Cells were lyzed in 50 mm Tris, pH 7.5, 150 mm NaCl, 1 mm EDTA, 1%Triton, 0.1% sodium deoxycholate and proteinase and phosphatase inhibitors (Roche). Mouse anti-FLAG conjugated beads (Sigma) were allowed to immunoprecipitate FLAG-TMEM106B in the cell lysates. These beads were incubated with cell lysates for 4 h at 4°C and washed four times with the lysis buffer.

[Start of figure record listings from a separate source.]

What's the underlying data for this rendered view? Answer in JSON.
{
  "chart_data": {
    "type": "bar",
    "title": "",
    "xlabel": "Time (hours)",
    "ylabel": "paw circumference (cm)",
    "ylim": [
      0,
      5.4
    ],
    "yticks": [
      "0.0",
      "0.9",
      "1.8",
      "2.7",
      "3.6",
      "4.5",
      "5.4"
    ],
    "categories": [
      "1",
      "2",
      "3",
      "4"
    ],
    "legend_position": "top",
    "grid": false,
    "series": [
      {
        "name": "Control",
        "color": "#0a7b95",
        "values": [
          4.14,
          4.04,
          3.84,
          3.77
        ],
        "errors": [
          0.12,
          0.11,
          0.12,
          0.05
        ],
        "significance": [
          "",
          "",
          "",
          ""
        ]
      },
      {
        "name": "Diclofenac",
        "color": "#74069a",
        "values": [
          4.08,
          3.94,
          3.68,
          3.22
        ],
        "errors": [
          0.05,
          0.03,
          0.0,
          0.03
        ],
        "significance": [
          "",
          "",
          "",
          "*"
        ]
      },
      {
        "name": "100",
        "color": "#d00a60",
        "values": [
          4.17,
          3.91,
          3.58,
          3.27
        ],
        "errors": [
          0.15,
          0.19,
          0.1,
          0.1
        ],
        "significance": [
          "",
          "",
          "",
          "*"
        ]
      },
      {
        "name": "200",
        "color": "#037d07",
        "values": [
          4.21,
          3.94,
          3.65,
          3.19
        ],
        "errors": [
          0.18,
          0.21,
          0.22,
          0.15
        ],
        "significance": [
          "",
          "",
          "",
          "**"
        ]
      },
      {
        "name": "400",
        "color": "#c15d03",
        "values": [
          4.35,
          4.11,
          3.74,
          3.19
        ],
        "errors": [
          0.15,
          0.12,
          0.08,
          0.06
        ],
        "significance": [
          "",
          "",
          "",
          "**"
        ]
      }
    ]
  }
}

TCA precipitation of conditioned medium
One day after transfection, N2A cells were grown in serum-free medium. Conditioned media (CM) were collected 24 h later and centrifuged at 10 000 rcf for 10 min to remove the cell debris. The cleared media were incubated with 10% TCA at 4°C. Protein pellets were collected by centrifugation, washed with acetone and dissolved in SDS sample buffer prior to western blot to determine PGRN levels.
PGRN levels were measured in N2A cells with TMEM106B overexpressed or knocked down with siRNAs. Cells were washed 48 h post transfection and incubated for 24 h in serum-free DMEM. CM were cleared at 10 000 rcf for 10 min and subjected to a Mouse PGRN ELISA (AdipoGen), according to the manufacturer's instructions. PGRN concentrations were converted to percentage of control to correct for interassay variability. Corresponding cell lysates from these samples were collected in RIPA buffer for western blot analysis.
RNA was purified from cells 48 h after transfection using TRIzol Reagent (Invitrogen). Two micrograms of total RNA was reverse transcribed using a poly(T) primer and SuperScript III Reverse Transcriptase (Invitrogen). qPCR was performed on a LightCycler 480 (Roche Applied Science), and transcript levels were calculated using efficiency-adjusted ΔΔ-CT. All transcripts were normalized to the geometric mean of two reference genes, Tbp and Actb. The mouse Grn primer pair sequences were 5′AGTTCGAATGTCCTGACTCCGCCA3′ and 5′AAGCCACTGCCCTGTTGGTCCTTT3′. Mouse Tbp primers were 5′CCCCACAACTCTTCCATTCT3′ and 5′GCAGGAGTGATAGGGGTCAT3′ and mouse Actb primers were 5′ACGAGGCCCAGAGCAAGAG3′ and 5′TCTCCAAGTCGTCCCAGTTG3′.
This work was supported by funding to F.H. from Weill Institute for Cell and Molecular Biology and from the Association of Frontotemporal Dementia (AFTD), Alzheimer's Association and NIH (R21 NS081357-01). O.A.B. was partially supported by the NIH training grant.
We thank Drs Bill Brown, Volker Vogt, Haiyuan Yu for their generous gifts of plasmids and antibodies, Mrs Xiaochun Wu for technical assistance, Dr Scott Emr and Tony Bretscher for helpful discussions and Dr Yuxin Mao for critical reading of the manuscript.
Conflict of Interest statement. None declared.